Genetics, Vol. 169, 997-1008, February 2005, Copyright © 2005
doi:10.1534/genetics.104.031997
Suppression of Histone H1 Genes in Arabidopsis Results in Heritable Developmental Defects and Stochastic Changes in DNA Methylation
Andrzej T. Wierzbicki* and
Andrzej Jerzmanowski*,
,1
* Laboratory of Plant Molecular Biology, Warsaw University, 02-106 Warsaw, Poland
Institute of Biochemistry and Biophysics, Polish Academy of Sciences, 02-106 Warsaw, Poland
1 Corresponding author: Laboratory of Plant Molecular Biology, Warsaw University, Pawinskiego 5A, 02-106 Warsaw, Poland.

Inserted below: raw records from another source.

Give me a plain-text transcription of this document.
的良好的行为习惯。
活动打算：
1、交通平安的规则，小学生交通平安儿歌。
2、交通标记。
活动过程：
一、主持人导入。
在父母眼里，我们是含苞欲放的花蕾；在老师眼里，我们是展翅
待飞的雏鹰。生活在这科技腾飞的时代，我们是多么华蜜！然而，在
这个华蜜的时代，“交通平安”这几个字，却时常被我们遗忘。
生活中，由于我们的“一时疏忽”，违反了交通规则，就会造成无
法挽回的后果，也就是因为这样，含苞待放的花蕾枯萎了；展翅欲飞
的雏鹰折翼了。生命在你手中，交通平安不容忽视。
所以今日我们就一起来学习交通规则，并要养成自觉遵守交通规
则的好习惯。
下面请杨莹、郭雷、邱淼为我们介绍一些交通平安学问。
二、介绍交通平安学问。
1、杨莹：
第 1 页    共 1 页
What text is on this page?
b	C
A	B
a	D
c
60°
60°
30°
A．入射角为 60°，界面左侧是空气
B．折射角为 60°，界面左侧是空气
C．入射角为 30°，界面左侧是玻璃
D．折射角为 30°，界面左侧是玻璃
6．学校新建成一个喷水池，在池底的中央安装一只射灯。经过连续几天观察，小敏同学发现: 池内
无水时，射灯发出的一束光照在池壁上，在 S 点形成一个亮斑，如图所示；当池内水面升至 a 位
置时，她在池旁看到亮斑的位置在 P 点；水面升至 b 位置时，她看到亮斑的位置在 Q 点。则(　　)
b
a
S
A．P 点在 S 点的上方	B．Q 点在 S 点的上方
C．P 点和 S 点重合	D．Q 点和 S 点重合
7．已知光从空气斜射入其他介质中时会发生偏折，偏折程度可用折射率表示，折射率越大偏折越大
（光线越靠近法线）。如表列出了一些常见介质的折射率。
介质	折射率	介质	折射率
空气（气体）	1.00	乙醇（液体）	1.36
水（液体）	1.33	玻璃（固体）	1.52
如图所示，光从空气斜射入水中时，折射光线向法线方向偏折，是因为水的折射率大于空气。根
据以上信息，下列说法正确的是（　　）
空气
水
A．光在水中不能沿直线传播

E-mail: andyj{at}ibb.waw.pl
Histone H1 is an abundant component of eukaryotic chromatin that is thought to stabilize higher-order chromatin structures. However, the complete knock-out of H1 genes in several lower eukaryotes has no discernible effect on their appearance or viability. In higher eukaryotes, the presence of many mutually compensating isoforms of this protein has made assessment of the global function of H1 more difficult. We have used double-stranded RNA (dsRNA) silencing to suppress all the H1 genes of Arabidopsis thaliana. Plants with a >90% reduction in H1 expression exhibited a spectrum of aberrant developmental phenotypes, some of them resembling those observed in DNA hypomethylation mutants. In subsequent generations these defects segregated independently of the anti-H1 dsRNA construct. Downregulation of H1 genes did not cause substantial genome-wide DNA hypo- or hypermethylation. However, it was correlated with minor but statistically significant changes in the methylation patterns of repetitive and single-copy sequences, occurring in a stochastic manner. These findings reveal an important and previously unrecognized link between linker histones and specific patterns of DNA methylation.